Extra enterprise controls (do these, no excuses)

  • Route outbound requests through a hardened proxy/gateway that enforces domain/IP whitelists and logs requests.
  • Block access to cloud metadata endpoints (169.254.169.254) at network ACLs and WAF.
  • Use strict egress rules in VPC/subnet firewalls — deny all outbound, allow specific destinations.
  • Monitor & alert on unusual outbound patterns and blocked requests.
  • Use a library or framework that centralizes URL-fetching rules (don't copy-paste ad-hoc checks everywhere).

Quick checklist to verify your code (when code reviewing)

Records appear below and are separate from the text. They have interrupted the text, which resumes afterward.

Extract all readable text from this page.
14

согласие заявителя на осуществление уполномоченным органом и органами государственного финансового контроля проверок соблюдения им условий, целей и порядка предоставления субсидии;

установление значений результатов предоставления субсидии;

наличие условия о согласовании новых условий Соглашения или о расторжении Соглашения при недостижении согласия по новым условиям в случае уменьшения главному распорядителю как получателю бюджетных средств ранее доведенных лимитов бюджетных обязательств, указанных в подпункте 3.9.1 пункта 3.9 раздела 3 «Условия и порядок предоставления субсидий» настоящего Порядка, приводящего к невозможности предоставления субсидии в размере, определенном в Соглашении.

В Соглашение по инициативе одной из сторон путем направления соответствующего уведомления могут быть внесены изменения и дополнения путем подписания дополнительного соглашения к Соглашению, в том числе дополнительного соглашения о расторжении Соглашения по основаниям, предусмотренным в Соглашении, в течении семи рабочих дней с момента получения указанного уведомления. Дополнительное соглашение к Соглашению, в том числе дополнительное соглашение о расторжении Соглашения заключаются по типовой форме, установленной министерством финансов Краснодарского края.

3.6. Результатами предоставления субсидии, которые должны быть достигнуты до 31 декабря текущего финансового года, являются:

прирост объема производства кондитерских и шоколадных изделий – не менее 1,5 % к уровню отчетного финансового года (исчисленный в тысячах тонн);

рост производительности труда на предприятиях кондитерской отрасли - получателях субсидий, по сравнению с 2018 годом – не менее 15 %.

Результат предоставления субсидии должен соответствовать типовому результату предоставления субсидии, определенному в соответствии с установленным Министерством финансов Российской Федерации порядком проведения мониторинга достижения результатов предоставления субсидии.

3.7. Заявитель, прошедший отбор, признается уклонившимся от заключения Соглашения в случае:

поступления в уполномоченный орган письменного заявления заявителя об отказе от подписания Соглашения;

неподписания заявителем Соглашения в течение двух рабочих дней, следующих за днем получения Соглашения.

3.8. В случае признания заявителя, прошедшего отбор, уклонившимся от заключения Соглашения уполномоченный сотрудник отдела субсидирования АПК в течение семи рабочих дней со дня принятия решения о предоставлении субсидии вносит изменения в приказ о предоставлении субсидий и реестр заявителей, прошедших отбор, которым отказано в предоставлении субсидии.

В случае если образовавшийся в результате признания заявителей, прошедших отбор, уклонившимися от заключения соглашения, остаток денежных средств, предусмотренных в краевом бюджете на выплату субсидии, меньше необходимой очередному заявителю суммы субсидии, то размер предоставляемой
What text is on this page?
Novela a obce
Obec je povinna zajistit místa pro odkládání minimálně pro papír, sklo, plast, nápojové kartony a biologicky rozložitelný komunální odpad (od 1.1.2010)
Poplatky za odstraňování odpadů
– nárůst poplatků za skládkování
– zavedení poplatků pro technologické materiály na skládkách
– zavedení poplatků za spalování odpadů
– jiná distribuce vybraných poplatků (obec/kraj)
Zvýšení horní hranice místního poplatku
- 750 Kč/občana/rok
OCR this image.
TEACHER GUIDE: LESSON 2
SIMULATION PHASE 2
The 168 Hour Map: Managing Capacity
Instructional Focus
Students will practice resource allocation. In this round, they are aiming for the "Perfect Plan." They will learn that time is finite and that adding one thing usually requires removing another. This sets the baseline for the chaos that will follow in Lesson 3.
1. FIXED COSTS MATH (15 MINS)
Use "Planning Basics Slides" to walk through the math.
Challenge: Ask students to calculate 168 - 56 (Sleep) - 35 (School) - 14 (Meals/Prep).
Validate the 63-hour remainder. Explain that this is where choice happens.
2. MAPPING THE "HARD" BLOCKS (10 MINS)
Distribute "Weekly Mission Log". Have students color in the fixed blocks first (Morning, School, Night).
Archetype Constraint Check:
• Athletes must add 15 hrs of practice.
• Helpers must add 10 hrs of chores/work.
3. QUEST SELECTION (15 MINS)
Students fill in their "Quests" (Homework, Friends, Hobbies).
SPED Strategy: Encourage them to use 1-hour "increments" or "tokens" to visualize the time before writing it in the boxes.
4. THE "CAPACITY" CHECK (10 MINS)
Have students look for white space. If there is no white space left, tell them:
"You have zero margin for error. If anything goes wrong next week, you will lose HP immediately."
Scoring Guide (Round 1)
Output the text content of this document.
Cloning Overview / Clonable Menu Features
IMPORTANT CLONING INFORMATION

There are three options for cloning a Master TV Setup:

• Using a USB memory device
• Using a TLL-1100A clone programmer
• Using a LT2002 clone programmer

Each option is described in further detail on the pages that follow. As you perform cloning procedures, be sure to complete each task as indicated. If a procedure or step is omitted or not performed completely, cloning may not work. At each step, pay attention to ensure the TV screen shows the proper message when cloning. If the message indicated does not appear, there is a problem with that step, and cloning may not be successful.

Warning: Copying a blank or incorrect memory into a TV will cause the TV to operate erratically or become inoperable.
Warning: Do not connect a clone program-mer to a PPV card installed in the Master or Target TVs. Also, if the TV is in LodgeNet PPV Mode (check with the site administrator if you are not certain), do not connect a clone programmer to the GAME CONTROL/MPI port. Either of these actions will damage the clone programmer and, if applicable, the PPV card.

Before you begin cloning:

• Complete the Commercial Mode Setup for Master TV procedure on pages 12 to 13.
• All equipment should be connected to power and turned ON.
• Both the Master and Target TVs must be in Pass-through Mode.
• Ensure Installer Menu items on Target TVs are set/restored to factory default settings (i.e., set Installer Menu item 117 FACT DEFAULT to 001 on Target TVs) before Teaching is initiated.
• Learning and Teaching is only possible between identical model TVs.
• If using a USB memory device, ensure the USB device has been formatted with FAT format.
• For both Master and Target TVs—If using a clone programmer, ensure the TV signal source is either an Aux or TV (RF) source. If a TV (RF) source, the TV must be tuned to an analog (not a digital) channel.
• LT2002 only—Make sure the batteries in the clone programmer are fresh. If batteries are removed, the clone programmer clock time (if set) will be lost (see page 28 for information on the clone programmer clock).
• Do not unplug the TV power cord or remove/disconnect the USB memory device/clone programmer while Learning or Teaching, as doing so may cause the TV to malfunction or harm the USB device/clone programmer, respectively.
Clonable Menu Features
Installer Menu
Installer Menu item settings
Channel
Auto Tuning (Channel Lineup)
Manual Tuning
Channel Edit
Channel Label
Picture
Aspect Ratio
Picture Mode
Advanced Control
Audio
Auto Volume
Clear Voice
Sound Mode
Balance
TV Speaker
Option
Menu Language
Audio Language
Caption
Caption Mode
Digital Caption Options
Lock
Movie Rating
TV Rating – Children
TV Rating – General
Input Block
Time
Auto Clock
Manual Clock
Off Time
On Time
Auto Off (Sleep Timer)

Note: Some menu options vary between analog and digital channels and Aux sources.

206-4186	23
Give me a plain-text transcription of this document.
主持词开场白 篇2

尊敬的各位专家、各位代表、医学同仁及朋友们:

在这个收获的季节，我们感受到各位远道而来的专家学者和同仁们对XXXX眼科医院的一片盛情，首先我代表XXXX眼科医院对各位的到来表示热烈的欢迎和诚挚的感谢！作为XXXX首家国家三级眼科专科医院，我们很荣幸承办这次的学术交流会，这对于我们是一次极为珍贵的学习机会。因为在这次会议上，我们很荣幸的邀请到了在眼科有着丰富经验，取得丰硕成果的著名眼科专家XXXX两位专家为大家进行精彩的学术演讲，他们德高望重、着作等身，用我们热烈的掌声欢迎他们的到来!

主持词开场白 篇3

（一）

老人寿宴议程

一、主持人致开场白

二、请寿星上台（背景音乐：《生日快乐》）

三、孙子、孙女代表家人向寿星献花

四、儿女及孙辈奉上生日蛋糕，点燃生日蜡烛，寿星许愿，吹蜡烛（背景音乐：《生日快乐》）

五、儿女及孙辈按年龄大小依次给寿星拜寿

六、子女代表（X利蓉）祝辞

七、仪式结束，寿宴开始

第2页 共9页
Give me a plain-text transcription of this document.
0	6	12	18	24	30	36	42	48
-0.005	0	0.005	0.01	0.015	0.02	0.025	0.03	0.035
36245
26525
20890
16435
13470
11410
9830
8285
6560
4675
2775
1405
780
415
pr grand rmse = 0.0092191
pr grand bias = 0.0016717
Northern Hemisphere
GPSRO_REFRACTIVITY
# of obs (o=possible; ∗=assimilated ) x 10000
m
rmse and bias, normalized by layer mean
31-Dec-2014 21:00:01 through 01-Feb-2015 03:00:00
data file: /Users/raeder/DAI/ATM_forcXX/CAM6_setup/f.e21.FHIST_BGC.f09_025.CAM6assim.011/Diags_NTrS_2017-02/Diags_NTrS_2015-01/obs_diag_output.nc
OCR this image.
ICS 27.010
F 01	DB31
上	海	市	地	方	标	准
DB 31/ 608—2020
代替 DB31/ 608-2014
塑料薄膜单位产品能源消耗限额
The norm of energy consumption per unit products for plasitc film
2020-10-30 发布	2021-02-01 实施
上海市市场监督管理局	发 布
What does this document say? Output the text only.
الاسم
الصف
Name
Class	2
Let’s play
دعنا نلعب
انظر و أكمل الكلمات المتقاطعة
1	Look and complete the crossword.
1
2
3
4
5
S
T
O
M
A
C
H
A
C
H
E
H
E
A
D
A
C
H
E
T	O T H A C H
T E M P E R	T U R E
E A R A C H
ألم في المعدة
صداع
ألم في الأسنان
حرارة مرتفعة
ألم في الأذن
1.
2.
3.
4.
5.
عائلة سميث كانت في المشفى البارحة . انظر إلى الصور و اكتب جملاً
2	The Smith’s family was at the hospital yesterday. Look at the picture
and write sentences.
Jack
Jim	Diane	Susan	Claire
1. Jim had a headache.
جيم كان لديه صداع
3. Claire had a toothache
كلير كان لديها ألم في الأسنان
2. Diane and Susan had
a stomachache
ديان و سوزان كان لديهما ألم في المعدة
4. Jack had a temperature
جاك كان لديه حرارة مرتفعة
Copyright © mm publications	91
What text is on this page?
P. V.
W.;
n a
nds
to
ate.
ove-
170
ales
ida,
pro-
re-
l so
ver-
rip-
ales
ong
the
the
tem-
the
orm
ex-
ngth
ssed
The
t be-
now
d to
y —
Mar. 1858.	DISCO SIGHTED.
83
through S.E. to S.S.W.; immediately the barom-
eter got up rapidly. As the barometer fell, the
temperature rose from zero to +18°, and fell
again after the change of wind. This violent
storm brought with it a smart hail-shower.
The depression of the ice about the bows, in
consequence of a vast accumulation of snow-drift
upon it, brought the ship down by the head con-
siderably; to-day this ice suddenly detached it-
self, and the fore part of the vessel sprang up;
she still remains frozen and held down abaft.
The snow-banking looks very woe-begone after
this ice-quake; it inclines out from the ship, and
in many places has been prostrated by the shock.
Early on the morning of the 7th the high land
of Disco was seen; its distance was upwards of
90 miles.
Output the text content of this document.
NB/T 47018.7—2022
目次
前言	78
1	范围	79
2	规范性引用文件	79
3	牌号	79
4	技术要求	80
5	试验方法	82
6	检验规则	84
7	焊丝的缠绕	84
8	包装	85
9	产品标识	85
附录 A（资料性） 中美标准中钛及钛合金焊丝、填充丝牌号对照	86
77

  • Are user-supplied URLs disallowed by default?
  • Is there a server-side allowlist (domains or IP ranges)?
  • Do you resolve hostnames and check IP addresses for private/local ranges?
  • Are redirects disabled or strictly validated?
  • Are timeouts and response-size limits applied?
  • Are outgoing requests forced through a proxy/gateway with egress filtering?
  • Is sensitive metadata/network address space blocked at the network level?
  • Are requests logged and suspicious attempts alerted?